For the record: Dr. Wexler, who has not treated Putin, suspects that, in addition to the liberal amounts of military-grade Botox and fillers in his face, his “windswept look” might be the result of an eye lift and a fat draft to remove bags from under his formerly sunken eyes.
Wexler is not alone in noticing the embrace of injectables among masters of the universe and their aspirants. Said Diane Walder, a Miami-based surgeon who tends to the frown lines, sagging necks and spare tires of chief executives, NFL players and Latin American politicians, among others: “It’s definitely not just gays and celebrities any more. With the emergence of a new breed of tech CEOs about 15 years ago, the fear among men is that if they haven’t made it by 28 they’re obsolete. In that competitive climate, no one wants to look tired or stressed.”

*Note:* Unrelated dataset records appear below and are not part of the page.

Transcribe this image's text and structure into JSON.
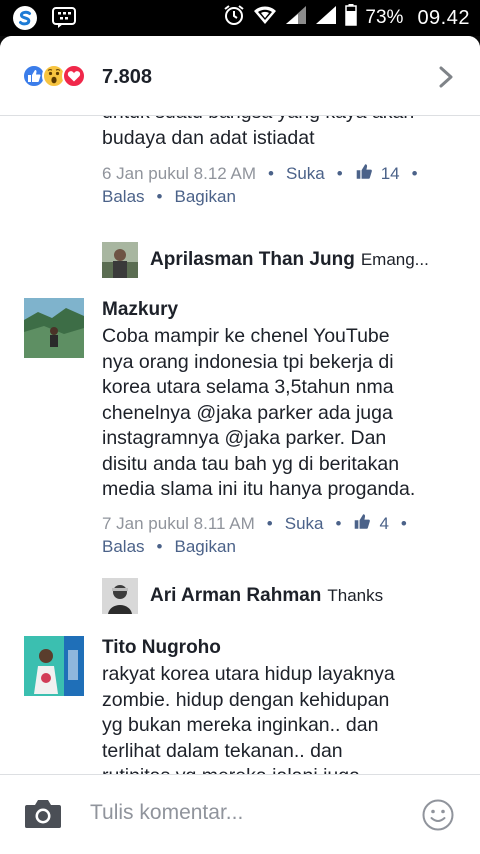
{
  "status_bar": {
    "battery": "73%",
    "time": "09.42",
    "icons": [
      "s-app-icon",
      "bbm-icon",
      "alarm-icon",
      "wifi-icon",
      "signal-icon",
      "signal-icon",
      "battery-icon"
    ]
  },
  "reactions": {
    "count": "7.808",
    "icons": [
      "like-icon",
      "wow-icon",
      "love-icon"
    ]
  },
  "comments": [
    {
      "text_lines": [
        "untuk suatu bangsa yang kaya akan",
        "budaya dan adat istiadat"
      ],
      "time": "6 Jan pukul 8.12 AM",
      "like_label": "Suka",
      "like_count": "14",
      "reply_label": "Balas",
      "share_label": "Bagikan",
      "reply_preview": {
        "name": "Aprilasman Than Jung",
        "text": "Emang..."
      }
    },
    {
      "name": "Mazkury",
      "text_lines": [
        "Coba mampir ke chenel YouTube",
        "nya orang indonesia tpi bekerja di",
        "korea utara selama 3,5tahun nma",
        "chenelnya @jaka parker ada juga",
        "instagramnya @jaka parker. Dan",
        "disitu anda tau bah yg di beritakan",
        "media slama ini itu hanya proganda."
      ],
      "time": "7 Jan pukul 8.11 AM",
      "like_label": "Suka",
      "like_count": "4",
      "reply_label": "Balas",
      "share_label": "Bagikan",
      "reply_preview": {
        "name": "Ari Arman Rahman",
        "text": "Thanks"
      }
    },
    {
      "name": "Tito Nugroho",
      "text_lines": [
        "rakyat korea utara hidup layaknya",
        "zombie. hidup dengan kehidupan",
        "yg bukan mereka inginkan.. dan",
        "terlihat dalam tekanan.. dan",
        "rutinitas yg mereka jalani juga"
      ]
    }
  ],
  "composer": {
    "placeholder": "Tulis komentar...",
    "left_icon": "camera-icon",
    "right_icon": "smiley-icon"
  }
}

The gateway procedure for most men remains Botox, a muscle-relaxing neurotoxin that was originally developed to treat eye problems but is now injected directly into muscle to help with worrisome expression lines like “puppet mouth” and “the 11’s” that form between the eyebrows.
“They see that a little goes a long way,” explained Jennifer Leebow, director of national education for Botox Labb, a national company with locations in Miami Beach and Los Angeles. “Once they have Botox and realize how confident it makes them feel, and they find out that if I inject a little bit of hyaluronic acid under their eyes it will get rid of those bags that have been bugging them, it’s not a big leap to get them to try something new.”